A 'true' random number generator that relies on the unpredictable quantum process of photon emission has gone online providing academic and scientific community access to true random numbers free of charge.
A group of computer scientists from Ruder Boškovic Institute (RBI) in Zagreb, Croatia, developed and launched the Quantum Random Bit Generator Service (QRBGS) whose range of applications spans fields as diverse as advanced scientific simulations, cryptographic data protection and security applications, as well as virtual entertainment – including online gambling and computer games.
Ordinary random number generators found in most computers in use today are 'pseudo-random' numbers that use various algorithms to pick the numbers from large pre-compiled databases of numbers obtained by methods such as rolling the dice.
Anyone who has access to such a database from which the pseudo-random number is picked, can accurately predict the next number that comes out of such generators.
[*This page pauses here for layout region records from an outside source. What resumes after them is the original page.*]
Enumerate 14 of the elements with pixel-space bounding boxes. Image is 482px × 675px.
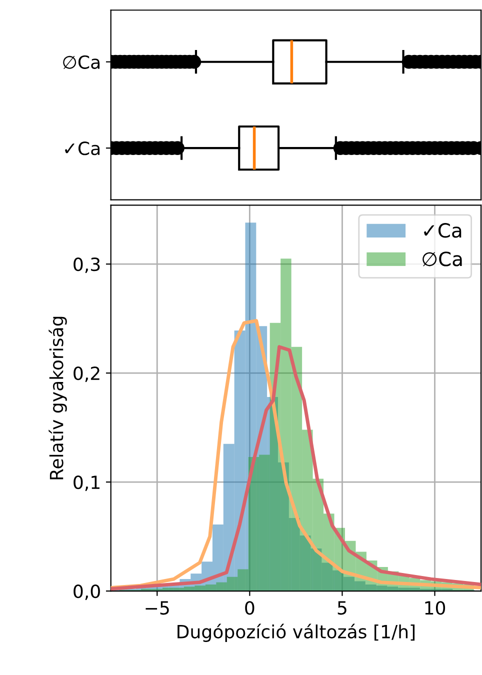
x-tick-label: −5 xyxy=(146,601,169,615)
x-axis-title: Dugópozíció változás [1/h] xyxy=(178,624,415,642)
y-axis-title: Relatív gyakoriság xyxy=(48,316,67,480)
legend-label: ∅Ca xyxy=(422,252,462,266)
legend-label: ✓Ca xyxy=(424,223,462,238)
y-tick-label: ✓Ca xyxy=(65,142,100,156)
x-tick-label: 10 xyxy=(425,601,446,615)
y-tick-label: 0,1 xyxy=(74,476,100,491)
x-tick-label: 0 xyxy=(245,601,254,615)
y-tick-label: 0,3 xyxy=(74,258,100,274)
y-tick-label: 0,0 xyxy=(74,584,100,600)
x-tick-label: 5 xyxy=(338,601,346,615)
y-tick-label: 0,2 xyxy=(74,366,100,382)
y-tick-label: ∅Ca xyxy=(63,55,100,69)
But, the 'Quantum Random Bit Generator' (QRBG121), which is the engine for QRBGS, is a fast non-deterministic random bit (number) generator whose randomness relies on intrinsic randomness of the quantum physical process of photonic emission in semiconductors and subsequent detection by photoelectric effect.
RBI’s service enables real-time internet access to QRGB device through several network access modes, such as C/C++ libraries, web services and Mathematica/Matlab client add-ons.
The QRBG device itself is located and operated at the RBI and is connected to the internet through advanced computer technologies such as computer clusters and GRID networks.